Sul sito Amici domenicani, un lettore domanda a padre Angelo se la tv è davvero in mano al demonio.
Nella sua risposta, il sacerdote ricorda quanto già sottolineato quasi sessant’anni fa dal Concilio Vaticano II. “La televisione è una meravigliosa invenzione tecnica”, tuttavia, “è uno strumento e in quanto tale non agisce da sola”, ribadisce padre Angelo.
“Come ogni strumento – prosegue – sta nelle mani di chi la maneggia.
Se noi la mettiamo nelle mani del demonio, allora, sì, è devastatrice.
Ma se la mettiamo nelle mani di Dio può fare un bene immenso”.
Il documento conciliare Inter mirifica, citato dal domenicano, parla infatti delle “meravigliose invenzioni tecniche che, soprattutto nel nostro tempo, l’ingegno umano è riuscito, con l’aiuto di Dio, a trarre dal creato” (IM 1).
Queste innovazioni sono accolte e seguite “con particolare sollecitudine” dalla Chiesa, che menziona esplicitamente “la stampa, il cinema, la radio, la televisione”, includendoli tra gli “strumenti di comunicazione sociale”, in grado “di raggiungere e influenzare non solo i singoli, ma le stesse masse e l’intera umanità” (IM 1).
È sempre Inter mirifica a riconoscere che “questi strumenti se bene adoperati, offrono al genere umano grandi vantaggi”. L’uomo, però, può anche adoperare i mezzi di comunicazione “contro i disegni del Creatore e volgerli a propria rovina”. Per questo, il “cuore” della Chiesa come “madre” è “addolorato per i danni che molto sovente il loro cattivo uso ha provocato all’umanità” (IM 2).
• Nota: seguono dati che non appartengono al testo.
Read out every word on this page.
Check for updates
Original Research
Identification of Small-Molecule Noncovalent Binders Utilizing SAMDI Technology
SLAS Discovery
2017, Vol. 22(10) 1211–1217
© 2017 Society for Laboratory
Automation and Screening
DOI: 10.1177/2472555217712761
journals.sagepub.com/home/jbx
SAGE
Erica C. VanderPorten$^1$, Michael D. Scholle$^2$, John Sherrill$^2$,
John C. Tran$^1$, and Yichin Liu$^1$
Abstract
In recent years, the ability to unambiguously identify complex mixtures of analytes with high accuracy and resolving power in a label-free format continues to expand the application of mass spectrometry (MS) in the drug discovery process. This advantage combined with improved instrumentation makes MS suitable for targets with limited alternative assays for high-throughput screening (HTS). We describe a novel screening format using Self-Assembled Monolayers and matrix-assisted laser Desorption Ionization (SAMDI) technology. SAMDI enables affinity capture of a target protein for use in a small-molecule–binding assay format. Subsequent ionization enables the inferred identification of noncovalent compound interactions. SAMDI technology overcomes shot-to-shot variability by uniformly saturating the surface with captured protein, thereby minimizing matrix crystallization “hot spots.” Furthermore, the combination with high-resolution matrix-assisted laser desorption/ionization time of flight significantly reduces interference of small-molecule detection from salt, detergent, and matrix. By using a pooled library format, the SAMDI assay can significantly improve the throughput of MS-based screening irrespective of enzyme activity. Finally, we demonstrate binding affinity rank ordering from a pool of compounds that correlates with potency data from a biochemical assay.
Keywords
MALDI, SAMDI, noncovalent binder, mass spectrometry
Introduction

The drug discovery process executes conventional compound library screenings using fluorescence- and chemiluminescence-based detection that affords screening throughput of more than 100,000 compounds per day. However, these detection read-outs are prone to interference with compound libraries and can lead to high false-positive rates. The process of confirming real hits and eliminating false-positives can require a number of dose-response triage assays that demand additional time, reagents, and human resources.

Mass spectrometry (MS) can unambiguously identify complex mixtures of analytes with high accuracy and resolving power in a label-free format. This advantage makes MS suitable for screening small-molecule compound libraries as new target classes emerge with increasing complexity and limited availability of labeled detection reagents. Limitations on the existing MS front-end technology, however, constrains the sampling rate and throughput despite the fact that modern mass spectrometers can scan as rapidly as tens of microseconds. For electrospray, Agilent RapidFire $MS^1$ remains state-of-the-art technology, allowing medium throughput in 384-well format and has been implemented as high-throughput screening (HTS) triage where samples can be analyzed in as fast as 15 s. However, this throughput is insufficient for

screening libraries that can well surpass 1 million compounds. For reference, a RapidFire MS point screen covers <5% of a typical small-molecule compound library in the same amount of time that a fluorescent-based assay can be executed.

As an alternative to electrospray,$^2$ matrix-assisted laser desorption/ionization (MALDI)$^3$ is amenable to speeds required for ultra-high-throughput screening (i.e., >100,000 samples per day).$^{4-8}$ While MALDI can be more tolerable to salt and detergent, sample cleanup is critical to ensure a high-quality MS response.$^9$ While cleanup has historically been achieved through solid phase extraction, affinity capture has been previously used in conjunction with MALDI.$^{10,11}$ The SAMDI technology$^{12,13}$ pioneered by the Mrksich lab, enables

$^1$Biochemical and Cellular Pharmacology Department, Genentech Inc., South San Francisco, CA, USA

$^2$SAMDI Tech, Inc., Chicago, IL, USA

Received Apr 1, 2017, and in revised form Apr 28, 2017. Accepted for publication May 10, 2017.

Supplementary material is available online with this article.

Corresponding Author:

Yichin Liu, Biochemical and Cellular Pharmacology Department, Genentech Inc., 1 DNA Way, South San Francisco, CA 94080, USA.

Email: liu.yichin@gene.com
A distanza di quasi sessant’anni, il giudizio del magistero non è cambiato. “Proprio perché questo strumento può essere messo nelle mani di Dio la Chiesa non solo se ne serve, ma sente il dovere di servirsene per portare Cristo nelle case e per diffondere tutto ciò che è buono, è giusto ed è santo – spiega padre Angelo –. L’abuso che tanti ne fanno non elimina l’obbligo di farne uso”.
La riflessione avviata dal Concilio, è stata portata avanti dai pontefici successivi. In particolare San Giovanni Paolo II – che notoriamente fu un papa molto ‘mediatico’ – è più volte intervenuto sul tema elle comunicazioni sociali.
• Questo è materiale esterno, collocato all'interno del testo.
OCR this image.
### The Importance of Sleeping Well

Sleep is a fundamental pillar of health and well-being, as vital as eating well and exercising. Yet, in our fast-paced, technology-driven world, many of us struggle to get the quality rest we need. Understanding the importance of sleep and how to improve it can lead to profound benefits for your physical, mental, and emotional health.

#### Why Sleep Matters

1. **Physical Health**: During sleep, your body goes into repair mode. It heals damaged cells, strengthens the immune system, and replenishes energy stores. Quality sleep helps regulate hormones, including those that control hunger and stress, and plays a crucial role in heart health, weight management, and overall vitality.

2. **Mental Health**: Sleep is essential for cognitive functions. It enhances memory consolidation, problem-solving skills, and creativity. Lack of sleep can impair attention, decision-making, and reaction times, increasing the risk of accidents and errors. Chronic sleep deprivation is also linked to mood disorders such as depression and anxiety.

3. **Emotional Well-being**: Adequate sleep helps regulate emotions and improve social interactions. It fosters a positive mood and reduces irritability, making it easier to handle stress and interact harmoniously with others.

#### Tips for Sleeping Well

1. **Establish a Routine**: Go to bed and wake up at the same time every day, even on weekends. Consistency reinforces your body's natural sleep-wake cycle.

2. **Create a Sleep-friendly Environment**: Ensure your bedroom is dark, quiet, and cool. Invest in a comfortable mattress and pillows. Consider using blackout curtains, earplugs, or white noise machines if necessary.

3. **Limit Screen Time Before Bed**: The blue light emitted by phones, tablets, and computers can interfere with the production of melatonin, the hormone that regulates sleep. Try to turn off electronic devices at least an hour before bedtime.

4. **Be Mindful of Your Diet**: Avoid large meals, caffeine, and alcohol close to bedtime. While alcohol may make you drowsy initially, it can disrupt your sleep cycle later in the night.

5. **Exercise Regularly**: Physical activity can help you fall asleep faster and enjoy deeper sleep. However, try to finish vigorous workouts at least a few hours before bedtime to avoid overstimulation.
Nel messaggio per la Giornata Mondiale delle Comunicazioni Sociali del 1994, ad esempio, Wojtyla scelse come tema Televisione e famiglia: criteri per sane abitudini nel vedere.
Il grande papa polacco ebbe la saggezza di cogliere sia gli aspetti luminosi che oscuri del mezzo televisivo. Il piccolo schermo, osservava, “può unire tra loro più strettamente i membri della famiglia e promuovere la loro solidarietà verso altre famiglie e verso la più vasta comunità umana”.
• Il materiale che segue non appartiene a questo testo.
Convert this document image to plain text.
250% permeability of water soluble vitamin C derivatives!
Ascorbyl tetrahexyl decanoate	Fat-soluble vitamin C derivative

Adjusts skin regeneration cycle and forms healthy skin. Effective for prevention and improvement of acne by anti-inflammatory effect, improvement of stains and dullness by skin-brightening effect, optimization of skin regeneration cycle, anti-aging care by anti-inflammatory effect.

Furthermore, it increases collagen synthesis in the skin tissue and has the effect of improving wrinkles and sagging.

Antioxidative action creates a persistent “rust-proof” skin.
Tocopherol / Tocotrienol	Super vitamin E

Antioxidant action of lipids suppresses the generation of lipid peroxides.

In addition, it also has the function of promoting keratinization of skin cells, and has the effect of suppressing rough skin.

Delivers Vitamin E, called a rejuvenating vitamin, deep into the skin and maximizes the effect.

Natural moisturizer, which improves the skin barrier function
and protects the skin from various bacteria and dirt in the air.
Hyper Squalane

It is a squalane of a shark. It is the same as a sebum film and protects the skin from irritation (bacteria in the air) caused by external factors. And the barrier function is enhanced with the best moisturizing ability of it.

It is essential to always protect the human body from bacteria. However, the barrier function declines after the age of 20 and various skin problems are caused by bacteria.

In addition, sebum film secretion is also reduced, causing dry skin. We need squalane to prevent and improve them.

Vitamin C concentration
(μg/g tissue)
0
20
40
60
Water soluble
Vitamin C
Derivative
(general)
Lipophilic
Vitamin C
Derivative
Il rovescio della medaglia individuato da Giovanni Paolo II era nella capacità del mezzo televisivo di diffondere “valori e modelli di comportamento falsati e degradanti, mandando in onda pornografia e immagini di brutale violenza; inculcando il relativismo morale e lo scetticismo religioso”.
Nondimeno la TV può diffondere “resoconti distorti o informazioni manipolate sui fatti ed i problemi di attualità”, assieme a “pubblicità profittatrice, affidata ai più bassi istinti” e “false visioni della vita che ostacolano l’attuazione del reciproco rispetto, della giustizia e della pace”.
Il Papa invitava dunque i genitori a fare discernimento “per se stessi”, in modo da “attivamente contribuire a formare nei propri figli abitudini nel vedere la televisione che portino a un sano sviluppo umano, morale e religioso”.
In perfetta continuità con il magistero wojtylano sono i pronunciamenti dei suoi successori in merito alla nuova frontiera del web. Sia Benedetto XVI che Francesco hanno insistito più volte sulle potenzialità di Internet e dei contestuali pericoli intorno ad essa.
Cambiano i mezzi di comunicazione ma non l’approccio: la loro natura di per sé è eticamente neutrale. È l’uomo che, nella sua sconfinata libertà, può farne strumenti di pace o di guerra, spalancando ai suoi simili la strada per l’inferno o per il paradiso.